The printed form recitation was a mere convenience for the affiant and does not foreclose the possibility of a thorough review of the affidavit by a magistrate. Although not an issue in the case, an affidavit containing the same printed recitation was approved in Ware v. State, Tex.Cr. App., 467 S.W.2d 256. See also Gonzales v. Beto, supra, at p. 972.
Appellant's first ground of error is overruled.
In his second ground of error appellant complains of the trial court's refusal to require that the identity of the confidential informant be revealed.
Appellant contends that if the identity of the informant had been disclosed he would have been able to establish whether or not appellant was present at the apartment at the same time that the informant was present.

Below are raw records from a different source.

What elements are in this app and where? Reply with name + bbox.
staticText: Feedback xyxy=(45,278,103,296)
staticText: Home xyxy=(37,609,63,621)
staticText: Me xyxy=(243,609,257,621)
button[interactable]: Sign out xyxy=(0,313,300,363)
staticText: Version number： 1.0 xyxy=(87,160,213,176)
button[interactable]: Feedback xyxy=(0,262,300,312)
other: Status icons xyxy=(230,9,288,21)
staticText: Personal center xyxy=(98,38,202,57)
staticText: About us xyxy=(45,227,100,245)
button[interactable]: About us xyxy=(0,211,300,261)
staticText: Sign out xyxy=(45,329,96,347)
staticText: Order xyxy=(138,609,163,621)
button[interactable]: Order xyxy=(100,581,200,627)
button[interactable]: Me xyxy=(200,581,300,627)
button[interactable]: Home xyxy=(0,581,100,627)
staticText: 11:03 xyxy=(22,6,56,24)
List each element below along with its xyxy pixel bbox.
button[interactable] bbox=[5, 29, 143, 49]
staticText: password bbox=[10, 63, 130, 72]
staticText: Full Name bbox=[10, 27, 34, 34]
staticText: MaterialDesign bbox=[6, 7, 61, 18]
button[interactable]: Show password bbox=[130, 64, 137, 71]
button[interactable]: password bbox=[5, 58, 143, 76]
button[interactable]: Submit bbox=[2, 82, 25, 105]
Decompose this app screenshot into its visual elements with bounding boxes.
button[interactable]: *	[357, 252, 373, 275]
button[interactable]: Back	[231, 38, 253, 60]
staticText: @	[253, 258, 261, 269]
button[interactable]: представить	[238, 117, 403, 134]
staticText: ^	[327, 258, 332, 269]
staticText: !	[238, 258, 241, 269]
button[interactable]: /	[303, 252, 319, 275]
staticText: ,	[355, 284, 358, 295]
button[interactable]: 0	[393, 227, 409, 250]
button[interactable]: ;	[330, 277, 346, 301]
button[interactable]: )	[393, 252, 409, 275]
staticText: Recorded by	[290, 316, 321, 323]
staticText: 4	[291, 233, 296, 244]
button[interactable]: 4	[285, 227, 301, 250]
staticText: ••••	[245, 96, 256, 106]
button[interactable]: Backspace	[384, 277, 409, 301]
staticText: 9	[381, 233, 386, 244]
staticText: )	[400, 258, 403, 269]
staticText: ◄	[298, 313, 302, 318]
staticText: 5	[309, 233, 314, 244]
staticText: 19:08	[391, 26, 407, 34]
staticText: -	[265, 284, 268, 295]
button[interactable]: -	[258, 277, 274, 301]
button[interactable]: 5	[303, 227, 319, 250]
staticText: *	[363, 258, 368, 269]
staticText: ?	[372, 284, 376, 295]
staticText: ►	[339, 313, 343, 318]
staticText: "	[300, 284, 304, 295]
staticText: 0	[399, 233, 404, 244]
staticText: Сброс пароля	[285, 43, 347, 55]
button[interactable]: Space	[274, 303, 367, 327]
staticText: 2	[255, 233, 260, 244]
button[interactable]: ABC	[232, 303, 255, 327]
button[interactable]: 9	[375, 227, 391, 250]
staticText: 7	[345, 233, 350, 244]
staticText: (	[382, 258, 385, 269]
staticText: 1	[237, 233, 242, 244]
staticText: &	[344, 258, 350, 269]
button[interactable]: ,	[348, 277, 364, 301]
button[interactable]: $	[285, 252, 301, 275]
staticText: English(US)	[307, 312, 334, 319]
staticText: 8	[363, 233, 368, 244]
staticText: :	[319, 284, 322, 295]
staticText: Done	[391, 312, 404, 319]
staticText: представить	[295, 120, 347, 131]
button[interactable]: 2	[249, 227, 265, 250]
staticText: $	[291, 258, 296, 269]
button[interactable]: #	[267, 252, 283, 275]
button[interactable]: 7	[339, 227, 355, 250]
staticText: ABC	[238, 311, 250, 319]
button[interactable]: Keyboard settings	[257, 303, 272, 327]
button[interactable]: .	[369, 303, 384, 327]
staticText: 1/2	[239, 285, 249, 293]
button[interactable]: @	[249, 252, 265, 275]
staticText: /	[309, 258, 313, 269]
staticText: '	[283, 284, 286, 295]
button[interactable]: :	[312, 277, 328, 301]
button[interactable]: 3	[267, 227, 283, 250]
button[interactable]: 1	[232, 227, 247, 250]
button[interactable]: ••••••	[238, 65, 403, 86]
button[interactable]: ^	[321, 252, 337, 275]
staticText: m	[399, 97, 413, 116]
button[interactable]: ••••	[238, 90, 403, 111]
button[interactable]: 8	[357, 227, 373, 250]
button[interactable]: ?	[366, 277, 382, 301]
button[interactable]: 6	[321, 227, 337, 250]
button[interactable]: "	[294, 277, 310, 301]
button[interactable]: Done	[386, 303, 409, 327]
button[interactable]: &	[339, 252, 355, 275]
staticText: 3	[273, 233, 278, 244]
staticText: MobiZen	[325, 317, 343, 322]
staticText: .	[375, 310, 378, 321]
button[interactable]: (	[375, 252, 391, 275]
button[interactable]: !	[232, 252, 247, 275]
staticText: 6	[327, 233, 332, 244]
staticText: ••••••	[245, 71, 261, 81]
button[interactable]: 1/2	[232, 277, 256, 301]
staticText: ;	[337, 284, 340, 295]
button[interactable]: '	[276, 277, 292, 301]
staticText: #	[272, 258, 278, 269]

Appellant argues further that if it were shown by examination of the informant that appellant was not present at that time it would lend credence to the fact that appellant "merely came into the apartment prior to the search and was not actually in possession of narcotic drugs and paraphernalia located in the apartment."
The record contains the following information about the informant in the instant case: Informant (1) was a male, (2) did not use narcotic drugs, (3) was not on probation, (4) did not receive any money for his information, (5) was not a police agent and did not attempt to transact a sale or purchase any contraband from anybody in the apartment, (6) was present in the apartment about an hour and a half before the search of the premises and the arrest of appellant.
The speculation as to the fact of when appellant arrived at the apartment prior to his arrest is not material. Included in the court's charge was a definition of possession; the jury found appellant guilty; and the sufficiency of the evidence is not challenged.
The record does not reflect that the informant participated in the offense for which appellant was on trial, nor that he was a material witness to the transaction, nor a material witness as to whether or not the accused knowingly committed the crime. In view of the record the appellant was not entitled to know the identity of the informant mentioned in the search warrant. Yantis v. State, Tex.Cr.App., 476 *936 S.W.2d 24; Ware v. State, Tex.Cr.App., 467 S.W.2d 256; Albitez v. State, Tex.Cr. App., 461 S.W.2d 609. The facts do not fall within the doctrine of Roviaro v. United States, 353 U.S. 53, 77 S. Ct. 623, 1 L. Ed. 2d 639 (1957); and James v. State, Tex.Cr.App., 493 S.W.2d 201, does not apply.
Appellant's second ground of error is overruled.
The judgment is affirmed.
Opinion approved by the Court.NOTES
 The printed recitation complained of by appellant.
 The unprinted, typewritten portion of the affidavit.